# CSV Scraper
The process for this is almost identical to [web scraping](https://nbviewer.jupyter.org/github/rguo123/m2g-lims/blob/master/docs/Web_Scraper.ipynb). The only difference is we have to download all the links in order to parse the CSVs. 

This is very easy in Python. We can just call urllib.requests.urlretrieve() which is a built in library for Python 3. However, what's important to note is that our code needs a data_path to store the CSVs. In the github repository, we provide one for you in [data/csv/](https://github.com/rguo123/m2g-lims/tree/master/data/csv). If you want to store the CSVs somewhere else, you must edit the code in csv_scraper.py.

In [None]:
def download_csvs(csv_links, data_path):
    filenames = []
    for link in csv_links:
        filename = data_path + link.split('/')[-1]
        filenames.append(filename)
        urllib.request.urlretrieve(link, filename)
    return filenames

## Parsing CSVs
The only thing left to mention is how we parse the CSV data. It's all very straightforward and is completely dependent on another built-in Python Library: csv. However, we would like to mention that we toss out all metadata that does not have a value, which is denoted by a "#" in the csv file. This is just so we reduce clutter in our LIMS. However, this does result in uneven metadata among subjects in the same dataset and even for session scans for the same subject.  
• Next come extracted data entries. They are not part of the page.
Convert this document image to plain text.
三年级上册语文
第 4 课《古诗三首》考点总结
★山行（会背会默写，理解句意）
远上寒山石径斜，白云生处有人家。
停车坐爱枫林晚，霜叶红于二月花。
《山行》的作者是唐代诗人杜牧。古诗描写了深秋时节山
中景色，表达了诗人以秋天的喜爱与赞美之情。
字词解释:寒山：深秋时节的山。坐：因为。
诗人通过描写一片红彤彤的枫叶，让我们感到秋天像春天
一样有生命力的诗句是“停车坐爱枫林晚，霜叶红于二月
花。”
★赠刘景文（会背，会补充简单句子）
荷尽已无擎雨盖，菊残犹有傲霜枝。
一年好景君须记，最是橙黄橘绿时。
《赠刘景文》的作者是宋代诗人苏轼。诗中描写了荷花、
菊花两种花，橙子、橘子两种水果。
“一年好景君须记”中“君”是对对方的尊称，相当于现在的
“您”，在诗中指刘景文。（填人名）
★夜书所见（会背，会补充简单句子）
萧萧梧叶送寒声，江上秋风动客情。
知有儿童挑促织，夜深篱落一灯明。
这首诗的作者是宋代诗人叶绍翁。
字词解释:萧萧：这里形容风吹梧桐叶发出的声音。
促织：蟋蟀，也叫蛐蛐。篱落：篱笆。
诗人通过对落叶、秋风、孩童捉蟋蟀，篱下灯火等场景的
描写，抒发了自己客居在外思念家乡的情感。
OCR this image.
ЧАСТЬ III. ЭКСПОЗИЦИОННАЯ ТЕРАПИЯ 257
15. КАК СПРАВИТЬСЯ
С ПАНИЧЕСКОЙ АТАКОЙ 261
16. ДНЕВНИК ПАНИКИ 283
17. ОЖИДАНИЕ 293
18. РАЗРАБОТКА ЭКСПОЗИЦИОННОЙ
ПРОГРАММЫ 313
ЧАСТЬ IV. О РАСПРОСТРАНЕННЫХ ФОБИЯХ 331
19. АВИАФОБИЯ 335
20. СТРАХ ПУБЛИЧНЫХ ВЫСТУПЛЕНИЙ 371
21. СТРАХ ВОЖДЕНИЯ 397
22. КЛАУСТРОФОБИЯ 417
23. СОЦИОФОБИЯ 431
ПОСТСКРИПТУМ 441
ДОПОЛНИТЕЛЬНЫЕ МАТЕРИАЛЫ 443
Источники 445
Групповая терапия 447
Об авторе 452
We return the parsed data as a list of dictionaries where each dictionary is the metadata for a particular scan session.

In [None]:
def parse_csv(filenames):
    metadata_list = []
    for filename in filenames:
        with open(filename, 'r') as csvfile:
            reader = csv.reader(csvfile)
            # get metadata fields
            keys = next(reader)
            # remaining lines are subject metadata
            for row in reader:
                metadata = {}
                for i in range(len(row)):
                    ## skip if empty
                    if row[i] == "#":
                        continue
                    metadata[keys[i]] = row[i]
                metadata_list.append(metadata)

    return metadata_list